Thursday, April 3, 2008


Ran; drama, Japan/ France, 1985; D: Akira Kurosawa, S: Tatsuya Nakadai, Akira Terao, Jinpachi Nezu, Daisuke Ryu, Mieko Harada, Yoshiko Miyazaki, Hisashi Igawa

Japan, 16th Century. The old lord Hidetora Ichimonji, who fought numerous wars to build an empire, decides to retire and evenly split his land to his three sons; Taro, Jiro and Saburo. Everyone agrees, yet the heated Saburo sarcastically tells him he is naive and that they will probably double cross each other, upon which the angered Hidetora expels him and his servant Tango. Hidetora then goes to live in the fortress with Taro, yet he expels him since he doesn't need him anymore. He goes to his second son's fortress, but even Jiro doesn't want him. When Taro and Jiro's soldiers attack and kill Hidetora's whole army, but let's him leave peacefully. Taro gets killed by Jiro's general. Evidently, Hidetora realizes that only Saburo really cares for him, since he went with his whole army to get him. Jiro gets killed, and so does Saburo, while Hidetori dies from mourning after him.

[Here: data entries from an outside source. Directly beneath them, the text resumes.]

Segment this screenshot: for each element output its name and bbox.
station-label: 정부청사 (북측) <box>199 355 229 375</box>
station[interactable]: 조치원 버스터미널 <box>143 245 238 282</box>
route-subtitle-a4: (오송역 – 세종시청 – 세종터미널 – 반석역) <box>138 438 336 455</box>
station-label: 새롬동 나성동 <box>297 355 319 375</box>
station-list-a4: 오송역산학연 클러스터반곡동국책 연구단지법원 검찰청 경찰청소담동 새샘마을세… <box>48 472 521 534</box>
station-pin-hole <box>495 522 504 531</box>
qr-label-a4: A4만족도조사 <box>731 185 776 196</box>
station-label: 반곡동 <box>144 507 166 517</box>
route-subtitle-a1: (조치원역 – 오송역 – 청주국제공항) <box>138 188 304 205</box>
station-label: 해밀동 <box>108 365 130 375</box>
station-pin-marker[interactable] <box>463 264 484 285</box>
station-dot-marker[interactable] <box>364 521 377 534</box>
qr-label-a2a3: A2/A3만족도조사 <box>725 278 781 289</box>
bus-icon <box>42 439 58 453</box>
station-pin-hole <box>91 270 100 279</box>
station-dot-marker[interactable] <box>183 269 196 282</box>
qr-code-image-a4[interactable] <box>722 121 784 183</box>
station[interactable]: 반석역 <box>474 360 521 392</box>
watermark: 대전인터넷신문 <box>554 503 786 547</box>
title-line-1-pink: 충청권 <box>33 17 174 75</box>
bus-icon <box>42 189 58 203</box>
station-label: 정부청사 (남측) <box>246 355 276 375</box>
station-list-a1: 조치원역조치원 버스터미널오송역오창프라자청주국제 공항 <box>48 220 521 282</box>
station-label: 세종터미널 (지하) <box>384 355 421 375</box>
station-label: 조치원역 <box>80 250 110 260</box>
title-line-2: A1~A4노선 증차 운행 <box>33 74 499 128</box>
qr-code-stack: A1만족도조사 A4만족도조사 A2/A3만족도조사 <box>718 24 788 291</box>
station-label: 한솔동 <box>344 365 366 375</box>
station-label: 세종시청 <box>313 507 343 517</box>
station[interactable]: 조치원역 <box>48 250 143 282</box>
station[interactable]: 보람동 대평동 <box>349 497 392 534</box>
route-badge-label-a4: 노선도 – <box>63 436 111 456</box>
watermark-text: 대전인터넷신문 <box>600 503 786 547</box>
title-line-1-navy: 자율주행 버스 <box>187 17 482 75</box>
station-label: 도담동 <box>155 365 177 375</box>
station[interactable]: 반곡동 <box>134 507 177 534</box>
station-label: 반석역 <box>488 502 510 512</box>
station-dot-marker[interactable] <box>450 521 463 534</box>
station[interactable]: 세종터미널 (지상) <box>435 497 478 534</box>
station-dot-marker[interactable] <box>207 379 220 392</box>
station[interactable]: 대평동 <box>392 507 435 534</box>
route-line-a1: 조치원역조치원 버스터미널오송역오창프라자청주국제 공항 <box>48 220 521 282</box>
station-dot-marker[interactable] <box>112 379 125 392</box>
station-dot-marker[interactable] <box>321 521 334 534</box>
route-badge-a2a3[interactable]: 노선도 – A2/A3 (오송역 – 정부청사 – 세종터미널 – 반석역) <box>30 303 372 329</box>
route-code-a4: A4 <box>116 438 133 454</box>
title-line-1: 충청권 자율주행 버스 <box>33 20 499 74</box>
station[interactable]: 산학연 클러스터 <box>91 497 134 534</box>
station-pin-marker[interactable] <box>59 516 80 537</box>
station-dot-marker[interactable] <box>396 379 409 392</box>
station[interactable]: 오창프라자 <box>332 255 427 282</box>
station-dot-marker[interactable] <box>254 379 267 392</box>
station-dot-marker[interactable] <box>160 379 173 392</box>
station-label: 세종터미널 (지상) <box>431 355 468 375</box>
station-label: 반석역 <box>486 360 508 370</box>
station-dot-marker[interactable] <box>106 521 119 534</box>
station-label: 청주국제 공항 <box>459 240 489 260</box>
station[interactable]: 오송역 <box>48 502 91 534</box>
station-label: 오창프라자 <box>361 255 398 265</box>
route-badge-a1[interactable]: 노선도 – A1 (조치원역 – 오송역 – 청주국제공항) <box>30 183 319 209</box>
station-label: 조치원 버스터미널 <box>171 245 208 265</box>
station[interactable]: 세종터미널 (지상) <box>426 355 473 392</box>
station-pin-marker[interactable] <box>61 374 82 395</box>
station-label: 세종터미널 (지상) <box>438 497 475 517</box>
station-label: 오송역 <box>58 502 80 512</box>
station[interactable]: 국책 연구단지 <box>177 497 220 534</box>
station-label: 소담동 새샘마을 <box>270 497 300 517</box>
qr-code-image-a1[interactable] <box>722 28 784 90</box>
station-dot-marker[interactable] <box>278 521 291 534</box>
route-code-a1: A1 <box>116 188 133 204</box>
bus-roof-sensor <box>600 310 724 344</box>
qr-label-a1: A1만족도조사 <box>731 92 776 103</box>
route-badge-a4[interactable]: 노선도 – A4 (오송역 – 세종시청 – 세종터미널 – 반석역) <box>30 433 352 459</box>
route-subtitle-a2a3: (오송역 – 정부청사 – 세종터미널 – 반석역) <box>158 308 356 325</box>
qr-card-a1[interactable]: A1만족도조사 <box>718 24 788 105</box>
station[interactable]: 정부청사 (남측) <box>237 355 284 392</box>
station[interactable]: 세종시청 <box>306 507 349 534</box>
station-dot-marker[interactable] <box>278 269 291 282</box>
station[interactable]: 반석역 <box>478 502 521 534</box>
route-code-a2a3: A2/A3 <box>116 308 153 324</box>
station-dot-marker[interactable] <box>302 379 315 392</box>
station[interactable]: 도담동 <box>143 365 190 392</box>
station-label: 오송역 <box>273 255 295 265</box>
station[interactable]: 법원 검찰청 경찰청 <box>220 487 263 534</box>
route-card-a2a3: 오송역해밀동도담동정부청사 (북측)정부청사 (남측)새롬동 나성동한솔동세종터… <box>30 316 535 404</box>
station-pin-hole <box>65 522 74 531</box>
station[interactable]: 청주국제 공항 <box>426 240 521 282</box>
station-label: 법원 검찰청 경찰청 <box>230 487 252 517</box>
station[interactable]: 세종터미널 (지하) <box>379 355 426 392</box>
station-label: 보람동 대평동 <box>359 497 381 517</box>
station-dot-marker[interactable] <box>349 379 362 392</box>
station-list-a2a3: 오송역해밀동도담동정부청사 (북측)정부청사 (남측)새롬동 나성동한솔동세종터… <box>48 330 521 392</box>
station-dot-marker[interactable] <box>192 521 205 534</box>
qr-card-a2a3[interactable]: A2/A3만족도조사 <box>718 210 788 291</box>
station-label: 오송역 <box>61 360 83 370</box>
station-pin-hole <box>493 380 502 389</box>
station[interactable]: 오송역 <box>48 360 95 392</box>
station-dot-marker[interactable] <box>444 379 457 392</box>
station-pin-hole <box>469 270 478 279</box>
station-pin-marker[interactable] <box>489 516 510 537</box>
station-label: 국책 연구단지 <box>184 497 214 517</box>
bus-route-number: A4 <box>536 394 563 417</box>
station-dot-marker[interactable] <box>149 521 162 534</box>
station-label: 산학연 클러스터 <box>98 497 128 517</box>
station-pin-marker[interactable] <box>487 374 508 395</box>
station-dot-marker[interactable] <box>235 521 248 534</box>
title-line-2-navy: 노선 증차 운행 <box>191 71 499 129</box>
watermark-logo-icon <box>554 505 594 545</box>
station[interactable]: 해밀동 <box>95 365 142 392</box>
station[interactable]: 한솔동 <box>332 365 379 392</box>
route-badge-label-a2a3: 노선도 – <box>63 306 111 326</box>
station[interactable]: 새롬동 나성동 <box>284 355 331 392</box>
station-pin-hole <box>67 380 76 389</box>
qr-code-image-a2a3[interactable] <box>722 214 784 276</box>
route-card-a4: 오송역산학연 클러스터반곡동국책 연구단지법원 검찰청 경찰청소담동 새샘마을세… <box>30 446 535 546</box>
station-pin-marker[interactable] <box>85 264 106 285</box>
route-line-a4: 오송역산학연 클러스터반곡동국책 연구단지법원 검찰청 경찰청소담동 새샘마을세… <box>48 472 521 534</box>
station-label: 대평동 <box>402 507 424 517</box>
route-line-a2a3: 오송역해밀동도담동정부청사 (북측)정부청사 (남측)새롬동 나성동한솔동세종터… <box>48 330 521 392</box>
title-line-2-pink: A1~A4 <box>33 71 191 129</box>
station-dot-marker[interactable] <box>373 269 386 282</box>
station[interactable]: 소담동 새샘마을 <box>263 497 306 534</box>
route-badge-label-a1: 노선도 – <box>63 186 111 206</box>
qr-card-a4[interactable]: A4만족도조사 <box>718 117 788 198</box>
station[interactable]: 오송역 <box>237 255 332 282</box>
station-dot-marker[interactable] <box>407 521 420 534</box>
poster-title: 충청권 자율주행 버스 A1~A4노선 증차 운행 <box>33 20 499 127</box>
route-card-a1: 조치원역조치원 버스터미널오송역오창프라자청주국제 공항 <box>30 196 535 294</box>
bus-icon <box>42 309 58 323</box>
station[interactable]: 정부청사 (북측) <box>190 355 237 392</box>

From today's stance it's hard to comprehend that the famous Akira Kurosawa was in his entire career nominated only once for an Oscar as best director, and precisely for "Ran", his last great epic Samurai spectacle, yet didn't win the statue. Still, that medieval variation of Shakespeare's "King Lear" shows him in top-notch shape: he does exactly what a director is suppose to do, namely take a seemingly boring, dated and dry story and make it somehow fascinating. From the fantastic opening shots, that seem as if they come from a painting since they consist of people on horses that stand motionless on top of the hill, does the movie build it's quiet but masterful shot composition, underlying also a universally appealing theme of betrayal and greed for power combined with the clever motif that not everything is at it seems at first sight - namely, at first it seems that the old lord Hidetori's sons Taro and Jiro are faithful, and that only Saburo is arrogant and sneaky, yet with time Kurosawa cleverly adds a touching twist where Taro and Jiro are actually the first one to betray him and get rid of him once they inherit his land, while Saburo ends up as the only one who really cares and respects him, since his only fault is that he honestly says what he thinks. "Ran" also has quite a substantial number of opponents who lament about its long running time, yet when the story is so interesting it's hard not to care for it, and many scenes give it a special spark: for instance, when the armies attack the fortress by shooting burning arrows at it, they all fall around Hidotari who doesn't even budge, and when he finds a refuge at some isolated house in the countryside, he is saddened and ashamed to find out he stays at the home of a former victim, a man he blinded decades ago when he invaded his village. A great film.